The fundamental counting principle. Permutations: P(n, k) = n!/(n − k)!. Combinations: C(n, k) = n!/(k!(n − k)!). Factorials, binomial coefficients, and Pascal’s triangle. Multinomial coefficients for partitioning into more than two groups.

Complementary counting. Casework and systematic enumeration. Counting with restrictions. The Principle of Inclusion-Exclusion: |A ∪ B ∪ C| = |A| + |B| + |C| − |A ∩ B| − |A ∩ C| − |B ∩ C| + |A ∩ B ∩ C|, extending to arbitrary unions.
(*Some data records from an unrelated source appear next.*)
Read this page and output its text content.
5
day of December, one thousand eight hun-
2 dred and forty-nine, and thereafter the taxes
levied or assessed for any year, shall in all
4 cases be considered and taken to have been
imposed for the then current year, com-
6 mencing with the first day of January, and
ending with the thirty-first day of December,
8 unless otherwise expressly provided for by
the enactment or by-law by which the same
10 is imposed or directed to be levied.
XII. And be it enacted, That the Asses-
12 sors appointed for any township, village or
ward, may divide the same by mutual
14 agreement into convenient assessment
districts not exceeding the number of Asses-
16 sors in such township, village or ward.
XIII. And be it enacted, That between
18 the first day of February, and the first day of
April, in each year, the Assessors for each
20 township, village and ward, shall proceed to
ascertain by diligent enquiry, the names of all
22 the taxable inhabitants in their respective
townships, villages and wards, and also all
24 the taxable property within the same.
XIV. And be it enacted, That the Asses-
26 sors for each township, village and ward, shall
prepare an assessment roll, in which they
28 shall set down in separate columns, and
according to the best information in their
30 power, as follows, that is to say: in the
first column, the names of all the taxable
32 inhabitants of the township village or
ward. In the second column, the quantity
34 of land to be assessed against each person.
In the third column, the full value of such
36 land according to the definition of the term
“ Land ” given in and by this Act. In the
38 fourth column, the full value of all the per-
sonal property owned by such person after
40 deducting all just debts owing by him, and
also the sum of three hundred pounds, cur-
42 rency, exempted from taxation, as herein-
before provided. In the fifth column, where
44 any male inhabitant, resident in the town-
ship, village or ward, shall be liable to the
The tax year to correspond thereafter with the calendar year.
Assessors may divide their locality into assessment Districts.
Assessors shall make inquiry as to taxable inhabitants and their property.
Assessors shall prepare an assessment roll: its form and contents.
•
Stars and bars: the number of ways to put n identical objects into k distinct bins is C(n + k − 1, k − 1). Counting lattice paths and using the reflection principle. The bijection principle: showing two sets have the same size by constructing a bijection between them.

Setting up recursive counting arguments. Solving linear recurrences via the characteristic equation. Introduction to generating functions: encoding a sequence a_n as the coefficients of a formal power series Σ a_nxⁿ and using algebraic manipulations of the series to extract combinatorial information.

Basic probability. Probability with combinations. Conditional probability: P(A | B) = P(A ∩ B)/P(B). Bayes’ theorem at the AMC 12 level. Independence and its consequences.

Linearity of expectation: E[X + Y] = E[X] + E[Y], even when X and Y are dependent. The power of linearity for counting expected occurrences of events. Calculating expected values via indicator random variables.